Padma Lintang terlihat murung. Wajahnya sembab, masih pula terdapat sisa sisa airmata. Pipinya merah akibat perbuatan ayahnya. Namun hatinya yang jauh lebih sakit.
Ia duduk bersandar dikursi yang ada didepan jendela kamarnya. Kakinya ia naikkan dan ia peluk. Airmata nya kembali berlinang mengingat hal yang ia terima dari ayahnya. Kata-kata makian, hinaan, perlakuan kasarnya.
Ia memandang keluar kaca jendela, pada rembulan yang tampak begitu cerah malam ini. Sinarnya mampu menerangi langit dan bumi saat gelap.
Bahkan bulan itu lebih cerah daripada suasana hati nya. Keadaan nya lebih buruk daripada mendung menggantung yang hendak turunkan hujan."Kak Maya....."
Sementara dirumahnya, Mahika Maya pun sedang memandang bulan dari jendela kamarnya. Ia merenung memikirkan kekasihnya. Padma Lintang tidak ada kabar sejak dibawa pergi oleh orang-orang di pagelaran Tayuban sore tadi. Ponselnya pun tidak bisa dihubungi. Membuat pikiran nya semakin kacau.
Sedang apa gadis itu sekarang? Bersama siapa? Apa yang terjadi sebenarnya? Apakah ia baik-baik saja?
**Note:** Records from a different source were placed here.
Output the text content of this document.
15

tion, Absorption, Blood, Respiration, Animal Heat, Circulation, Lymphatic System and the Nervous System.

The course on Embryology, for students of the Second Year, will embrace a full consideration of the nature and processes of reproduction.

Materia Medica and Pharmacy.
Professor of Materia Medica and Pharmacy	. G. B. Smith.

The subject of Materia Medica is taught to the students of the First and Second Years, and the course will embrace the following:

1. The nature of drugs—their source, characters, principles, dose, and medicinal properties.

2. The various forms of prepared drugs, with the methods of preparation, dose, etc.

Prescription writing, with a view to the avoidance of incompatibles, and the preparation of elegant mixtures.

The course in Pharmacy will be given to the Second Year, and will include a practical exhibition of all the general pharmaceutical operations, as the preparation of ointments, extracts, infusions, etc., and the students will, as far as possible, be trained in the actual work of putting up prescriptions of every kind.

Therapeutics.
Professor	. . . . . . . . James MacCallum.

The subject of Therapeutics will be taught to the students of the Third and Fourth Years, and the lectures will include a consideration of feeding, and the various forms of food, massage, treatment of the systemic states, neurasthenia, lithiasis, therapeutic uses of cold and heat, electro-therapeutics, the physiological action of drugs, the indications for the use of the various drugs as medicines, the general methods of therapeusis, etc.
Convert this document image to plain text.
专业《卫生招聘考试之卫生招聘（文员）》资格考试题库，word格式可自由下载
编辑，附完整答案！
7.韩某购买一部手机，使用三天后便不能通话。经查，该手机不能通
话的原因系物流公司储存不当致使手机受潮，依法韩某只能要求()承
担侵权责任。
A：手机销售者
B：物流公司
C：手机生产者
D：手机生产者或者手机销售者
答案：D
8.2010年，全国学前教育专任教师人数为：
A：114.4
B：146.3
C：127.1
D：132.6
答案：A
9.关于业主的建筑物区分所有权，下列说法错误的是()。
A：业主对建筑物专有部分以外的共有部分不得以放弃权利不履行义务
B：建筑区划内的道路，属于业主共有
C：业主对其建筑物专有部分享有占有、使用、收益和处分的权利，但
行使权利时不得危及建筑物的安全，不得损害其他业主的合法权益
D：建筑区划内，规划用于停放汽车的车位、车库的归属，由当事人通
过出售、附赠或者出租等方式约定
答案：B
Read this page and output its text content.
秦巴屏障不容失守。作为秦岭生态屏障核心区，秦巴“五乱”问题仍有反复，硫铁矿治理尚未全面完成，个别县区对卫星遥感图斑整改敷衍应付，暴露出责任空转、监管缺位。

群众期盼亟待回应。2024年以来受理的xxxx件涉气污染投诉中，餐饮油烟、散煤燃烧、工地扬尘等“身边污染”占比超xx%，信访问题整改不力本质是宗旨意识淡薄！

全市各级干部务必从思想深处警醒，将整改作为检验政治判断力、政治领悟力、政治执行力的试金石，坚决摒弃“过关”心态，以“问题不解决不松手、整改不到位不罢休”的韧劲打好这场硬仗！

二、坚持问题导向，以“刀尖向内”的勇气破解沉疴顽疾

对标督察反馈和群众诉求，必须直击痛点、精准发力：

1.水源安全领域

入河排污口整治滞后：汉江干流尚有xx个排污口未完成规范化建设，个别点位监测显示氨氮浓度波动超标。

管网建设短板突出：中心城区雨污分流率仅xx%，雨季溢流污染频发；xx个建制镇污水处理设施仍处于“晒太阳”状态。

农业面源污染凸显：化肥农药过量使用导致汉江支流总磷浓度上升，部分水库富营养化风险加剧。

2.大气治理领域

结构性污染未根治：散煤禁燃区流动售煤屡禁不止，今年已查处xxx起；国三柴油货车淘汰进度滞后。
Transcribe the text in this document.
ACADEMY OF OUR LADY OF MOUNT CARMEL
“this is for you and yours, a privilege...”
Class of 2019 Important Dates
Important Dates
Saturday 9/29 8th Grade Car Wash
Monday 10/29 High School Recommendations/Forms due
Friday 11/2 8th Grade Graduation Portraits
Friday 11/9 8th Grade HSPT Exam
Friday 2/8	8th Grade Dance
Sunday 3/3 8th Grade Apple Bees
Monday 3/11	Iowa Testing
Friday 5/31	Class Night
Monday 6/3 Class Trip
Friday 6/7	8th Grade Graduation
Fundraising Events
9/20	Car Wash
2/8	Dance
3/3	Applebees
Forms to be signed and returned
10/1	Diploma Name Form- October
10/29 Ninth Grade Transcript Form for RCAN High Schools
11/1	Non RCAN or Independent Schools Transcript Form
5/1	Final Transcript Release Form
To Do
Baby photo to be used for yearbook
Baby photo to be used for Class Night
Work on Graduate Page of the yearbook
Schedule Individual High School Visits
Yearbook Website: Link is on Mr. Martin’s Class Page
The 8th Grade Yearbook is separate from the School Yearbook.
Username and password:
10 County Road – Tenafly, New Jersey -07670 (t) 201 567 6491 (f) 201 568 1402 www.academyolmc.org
Apakah ini pertanda dari hal hal buruk yang selalu menghantuinya? Apakah ia akan kehilangan Padma Lintang mulai hari ini?
Tidak, tidak mungkin. Ia tidak akan pernah siap kehilangan gadis itu. Tidak sampai kapanpun.Hatinya sangat gusar, begitu gundah dan khawatir. Jujur saja ia merasa takut. Takut akan banyak hal yang akan datang secara tiba-tiba. Sementara ia tidak akan pernah siap. Ia lemah tanpa gadis itu.
"Aruntala..... Sampaikan salamku pada kekasih ku...
Aku sangat khawatir padanya..."******
Padma Lintang, gadis itu membaringkan tubuhnya miring di kasur. Punggungnya terlalu sakit untuk tidur. Tapi itu semua tidak sebanding dengan sakit dihatinya. Sakit dihati nya akan lebih sukar untuk disembuhkan.
Gadis itu memejamkan matanya, namun airmata tidak dapat berhenti berlinang. Ia meringkuk meratapi nasibnya sendiri.
Pintu kamarnya terbuka, seseorang masuk dan kembali menutup pintu.
Kakak perempuan Padma Lintang, Narwastu, ia berjalan mendekati ranjang. Menatap pedih pada adiknya yang meringkuk diatas kasur. Ia dapat melihat tubuh gadis itu yang bergetar. Menangis dalam diam memang lebih menyakitkan.Ia duduk disana, memandang punggung adiknya yang membelakangi nya. Gadis itu belum mengganti pakaiannya. Noda darah dari punggungnya yang terluka tercetak jelas di baju itu.
Airmata Narwastu seketika menetes. Melihat adiknya tak berdaya seperti ini membuat nya ikut merasakan kepedihan yang dirasakan olehnya."Bangunlah, biar Mbak obati luka kamu" ucapnya lirih. Suaranya bergetar.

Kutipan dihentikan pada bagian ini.